Fuchs Petrolub SE and the naphthenic business unit of Nynas reported increased profits and sales for 2017.
BPs lubricants business reported an underlying replacement cost profit before interest and tax of $375 million for the fourth quarter, up 5 percent from $357 million a year earlier; and almost $1.48 billion for 2017, down 2.6 percent from $1.52 billion in 2016. The result for the quarter and full year reflects growth in premium brands and growth markets, offset by the adverse lag impact of increasing base oil prices, the London-based company stated in its stock exchange announcement Feb. 6. Replacement cost profit reflects the replacement cost of supplies.

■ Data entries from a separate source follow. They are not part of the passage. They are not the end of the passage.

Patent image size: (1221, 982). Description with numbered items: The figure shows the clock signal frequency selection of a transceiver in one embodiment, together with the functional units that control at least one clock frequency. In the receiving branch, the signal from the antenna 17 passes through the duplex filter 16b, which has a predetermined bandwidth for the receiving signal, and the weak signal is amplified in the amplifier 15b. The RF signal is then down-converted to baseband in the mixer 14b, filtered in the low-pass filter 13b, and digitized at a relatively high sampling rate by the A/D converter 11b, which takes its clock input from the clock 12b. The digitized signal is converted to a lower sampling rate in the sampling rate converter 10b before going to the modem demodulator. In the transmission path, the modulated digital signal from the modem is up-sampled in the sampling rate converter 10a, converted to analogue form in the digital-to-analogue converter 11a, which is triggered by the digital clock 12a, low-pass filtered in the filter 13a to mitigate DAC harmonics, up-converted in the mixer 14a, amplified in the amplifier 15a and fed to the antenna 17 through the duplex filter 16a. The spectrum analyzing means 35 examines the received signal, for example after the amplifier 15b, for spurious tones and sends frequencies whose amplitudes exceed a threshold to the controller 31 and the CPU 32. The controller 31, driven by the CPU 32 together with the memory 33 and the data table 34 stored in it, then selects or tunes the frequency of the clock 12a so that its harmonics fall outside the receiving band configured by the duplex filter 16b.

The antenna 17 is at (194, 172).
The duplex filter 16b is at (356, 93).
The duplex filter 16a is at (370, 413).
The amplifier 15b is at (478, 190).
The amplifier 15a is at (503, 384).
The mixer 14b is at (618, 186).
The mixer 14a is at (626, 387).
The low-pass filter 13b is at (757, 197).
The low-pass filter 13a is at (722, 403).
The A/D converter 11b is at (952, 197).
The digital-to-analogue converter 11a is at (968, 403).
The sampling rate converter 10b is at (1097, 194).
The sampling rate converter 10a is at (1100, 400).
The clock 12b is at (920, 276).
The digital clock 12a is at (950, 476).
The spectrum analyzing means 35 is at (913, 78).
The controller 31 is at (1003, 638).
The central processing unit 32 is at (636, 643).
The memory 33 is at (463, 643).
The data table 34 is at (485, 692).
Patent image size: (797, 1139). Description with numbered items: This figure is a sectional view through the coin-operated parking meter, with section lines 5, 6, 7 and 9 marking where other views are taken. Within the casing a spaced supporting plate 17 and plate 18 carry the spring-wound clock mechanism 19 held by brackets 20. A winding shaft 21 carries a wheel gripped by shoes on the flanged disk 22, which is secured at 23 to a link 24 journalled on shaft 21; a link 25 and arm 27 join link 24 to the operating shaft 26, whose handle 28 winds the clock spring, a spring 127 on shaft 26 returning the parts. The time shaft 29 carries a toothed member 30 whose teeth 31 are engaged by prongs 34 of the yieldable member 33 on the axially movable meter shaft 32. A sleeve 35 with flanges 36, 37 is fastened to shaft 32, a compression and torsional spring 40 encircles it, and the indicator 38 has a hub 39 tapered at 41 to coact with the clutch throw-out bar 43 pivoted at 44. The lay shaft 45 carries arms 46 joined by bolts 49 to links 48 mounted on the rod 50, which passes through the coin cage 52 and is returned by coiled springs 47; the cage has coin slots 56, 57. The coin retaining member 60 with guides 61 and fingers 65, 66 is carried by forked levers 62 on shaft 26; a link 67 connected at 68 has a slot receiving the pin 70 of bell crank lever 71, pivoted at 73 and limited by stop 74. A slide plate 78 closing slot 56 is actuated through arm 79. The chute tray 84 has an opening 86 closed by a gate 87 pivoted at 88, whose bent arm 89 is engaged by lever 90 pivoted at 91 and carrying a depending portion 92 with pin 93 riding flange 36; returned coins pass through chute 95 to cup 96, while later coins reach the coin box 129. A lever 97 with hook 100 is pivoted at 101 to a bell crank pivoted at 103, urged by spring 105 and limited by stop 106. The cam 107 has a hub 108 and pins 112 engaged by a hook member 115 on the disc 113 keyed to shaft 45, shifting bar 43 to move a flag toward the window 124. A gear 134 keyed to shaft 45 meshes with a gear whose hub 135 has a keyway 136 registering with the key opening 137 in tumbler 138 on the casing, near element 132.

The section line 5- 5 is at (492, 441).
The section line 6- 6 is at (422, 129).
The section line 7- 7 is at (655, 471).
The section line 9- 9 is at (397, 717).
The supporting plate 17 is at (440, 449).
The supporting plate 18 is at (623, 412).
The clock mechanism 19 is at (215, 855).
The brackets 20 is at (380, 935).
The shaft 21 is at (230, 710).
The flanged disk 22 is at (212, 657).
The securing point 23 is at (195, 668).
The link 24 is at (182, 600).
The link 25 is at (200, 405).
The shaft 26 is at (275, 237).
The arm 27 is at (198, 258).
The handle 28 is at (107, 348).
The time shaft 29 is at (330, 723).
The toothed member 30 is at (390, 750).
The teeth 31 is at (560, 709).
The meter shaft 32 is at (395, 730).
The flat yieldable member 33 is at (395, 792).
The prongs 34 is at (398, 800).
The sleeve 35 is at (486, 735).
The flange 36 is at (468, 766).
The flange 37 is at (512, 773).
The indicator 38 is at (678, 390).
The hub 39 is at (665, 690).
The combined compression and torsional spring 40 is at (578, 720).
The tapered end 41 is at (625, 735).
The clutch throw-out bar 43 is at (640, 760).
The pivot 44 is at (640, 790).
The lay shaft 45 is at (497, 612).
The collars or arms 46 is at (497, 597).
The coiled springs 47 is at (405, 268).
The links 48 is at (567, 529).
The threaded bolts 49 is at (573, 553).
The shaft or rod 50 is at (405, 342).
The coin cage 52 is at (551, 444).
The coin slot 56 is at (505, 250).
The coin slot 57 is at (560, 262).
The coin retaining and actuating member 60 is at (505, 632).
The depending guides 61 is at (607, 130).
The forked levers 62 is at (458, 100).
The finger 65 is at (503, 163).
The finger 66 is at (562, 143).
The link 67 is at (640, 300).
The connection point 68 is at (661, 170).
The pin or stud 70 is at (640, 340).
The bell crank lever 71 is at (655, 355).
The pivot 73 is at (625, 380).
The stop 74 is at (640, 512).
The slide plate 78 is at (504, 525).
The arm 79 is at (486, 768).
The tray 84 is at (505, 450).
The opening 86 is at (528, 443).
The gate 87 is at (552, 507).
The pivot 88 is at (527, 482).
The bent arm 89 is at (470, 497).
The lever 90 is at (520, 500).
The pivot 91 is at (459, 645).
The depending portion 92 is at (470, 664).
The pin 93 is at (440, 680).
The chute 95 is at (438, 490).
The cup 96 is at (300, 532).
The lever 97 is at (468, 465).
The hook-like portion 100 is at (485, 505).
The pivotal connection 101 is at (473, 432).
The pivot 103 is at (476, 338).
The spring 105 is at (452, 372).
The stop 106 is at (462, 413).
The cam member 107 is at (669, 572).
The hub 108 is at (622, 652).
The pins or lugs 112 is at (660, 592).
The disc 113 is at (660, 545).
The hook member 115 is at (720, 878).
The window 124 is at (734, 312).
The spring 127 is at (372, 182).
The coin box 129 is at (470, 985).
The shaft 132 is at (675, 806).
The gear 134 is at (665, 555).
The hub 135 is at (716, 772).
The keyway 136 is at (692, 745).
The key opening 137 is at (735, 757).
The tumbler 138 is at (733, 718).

United Kingdom-based transformer oil rerefiner Hydrodec Group posted its first positive full-year profits in the groups history for 2017, and its revenues were up 6 percent from 2016, according to its pre-close trading update issued Monday.
Chemical manufacturer Saudi Basic Industries Corp. purchased a 24.99 percent stake in Clariant, making the Saudi Arabian company the largest Clariant shareholder. The shares were previously owned by White Tale and 40 North. Financial terms of the agreement were not disclosed.
Four years after acquiring the Lubritene and Lubrasa specialty lubricant businesses and making them part of its South Africa subsidiary, Fuchs Petrolub has turned them into a division of its Lubritech specialty lubricants company.